La moda de finales de los cincuenta y principio de los sesenta |
De vez en cuando, las conocidas se
paraban a saludarlas y echaban un ratito de conversación. Lo máximo que se
permitían era un cartucho de camarones o un trozo de turrón de Manolito, nada
más. Entonces no se bebía tanta cerveza, ni mucho menos. Los hombres un vaso de vino
peleón, y ellas, si había ponche, solían
tomarse su vaso de tan rica bebida, acompañada de melocotones de la huerta. Y
antes de medianoche mi madre, imagino que acompañada por mi padre, tiraba calle
arriba, hacia La Carrera. Y por supuesto, con sus hijos de la mano. Eso no lo recuerdo, ni tampoco haberla visto nunca
pasear, ni sentarse en un bar, ni tomarse una cerveza, ni en la verbena. Es
como si tuviera luto, pero no, no era por eso. Estoy segura que durante al menos dos años después de morir su padre, con el que tenía una relación muy especial, ni siquiera
bajó al portal de su hermana. Pero yo era pequeña y son detalles que se han
perdido en mi memoria. Se entenderá que una madre así vigilaba todos mis pasos y daba pocas oportunidades para la diversión. Eso sí lo recuerdo. Mi adolescencia fue una lucha continua para arrancarle, en las tardes de verano, permiso para salir con mis amigas. Pocas veces lo conseguí. Para ella eso del paseo era cosa de fiesta, no para cada día. Y como vivíamos lejos, era muy difícil compartir con mi pandilla las risas y la alegría de los atardeceres por la carretera.
Mi madre, todavía joven |
La fiesta, ay la fiesta. Mis primeros recuerdos tienen un paisaje de fondo: la huerta de mis abuelos. Era un tiempo en que los
hortelanos se trasladaban a las huertas todo el verano. Los niños pasábamos
unos meses de juegos en libertad,
refrescándonos en el rio, cogiendo ranas, caracoles, y disfrutando de todo lo
que suponía vivir en plena naturaleza. De pronto, muy cerca ya de las fechas, desde el llano del cortijo,
veíamos pasar los camiones de las cunicas y el carrusel por la carretera, al
otro lado del río. Los chiquillos,
alborotados y con la vista fija en la empinada ruta de los vehículos, soñábamos
con esos días; un tiempo que se nos antojaba maravilloso, porque
se rompía con la monotonía de la vida y todo nos parecía extraordinario: se
estrenaba vestido, se salía por la noche… Hasta se nos permitía la entrada al baile determinadas horas… y un simple trozo de turrón, o un cartucho de
camarones, eran manjares extraordinarios. Cosas absolutamente sencillas, pero que nos sacaban de
aquella vida parca en placeres y regalos.

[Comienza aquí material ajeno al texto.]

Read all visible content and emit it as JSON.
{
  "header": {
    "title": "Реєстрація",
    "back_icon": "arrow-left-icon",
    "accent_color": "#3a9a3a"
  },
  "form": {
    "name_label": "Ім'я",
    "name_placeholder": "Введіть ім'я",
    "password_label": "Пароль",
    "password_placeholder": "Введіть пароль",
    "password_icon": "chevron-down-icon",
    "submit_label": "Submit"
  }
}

No sé por qué me ha quedado grabada aquella imagen tan
pintoresca de los hortelanos, desparramándose desde el pilar de la rambla,
hasta la plaza de abastos. En los días de feria, protegidos del sol justiciero
por los frondosos árboles que adornaban la calle, a un lado y a otro, hasta la
entrada del mercado, ocupado esos días con mesas, sillas y escenario para las verbenas, exponían y vendían los productos más frescos
traídos de las huertas del rio Cuadros. Y cómo no recordar, justo enfrente, la
humareda y el aroma que desprendía la elaboración de los churros de la Clavellina. Imágenes, olores y sabores
que permanecen en la memoria sensorial.
Otro de los momentos que han quedado para siempre en mi
retina, es el paso de la banda de música, anunciando el inicio de la fiesta, muy
temprano, cuando el sol todavía no había llegado a la Carrera. La algarabía de
los chiquillos, corriendo detrás de los músicos y los municipales poniendo
orden con aquellas pestuguillas que siempre llevaban en la mano, los estruendos de los cohetes… Era un
despertar festivo, para no olvidar. Pero curiosamente, lo que debería de haber sido un momento
alegre para mí, lo truncaban las lágrimas de mi madre, año tras año. Entonces
no lo comprendía. Ahora sé que era el recuerdo de su padre, mi abuelo el Mastriche,
que tantos años había dirigido la banda, lo que le provocaba tal pena, que no
era capaz de asomarse a la puerta para disfrutar de la música. Yo me
identificaba con esa pena. Me llegaba tan hondo que tampoco yo era capaz de
disfrutar como los demás niños. Gerónimo Caballero, hermano de mi madre, dirigiendo la banda de música a la que han puesto su nombre |
Un recuerdo muy íntimo que con los años me ha
ayudado a comprender el porqué yo misma, sin saber muy bien la razón, echo mis
lagrimitas cuando escucho la banda de música en cualquier fiesta popular. Las
emociones son muy misteriosas...
Por supuesto, yo era muy chica para ir a la verbena en esa
época, aunque aún guardo una foto en la que estamos un grupo de amigas.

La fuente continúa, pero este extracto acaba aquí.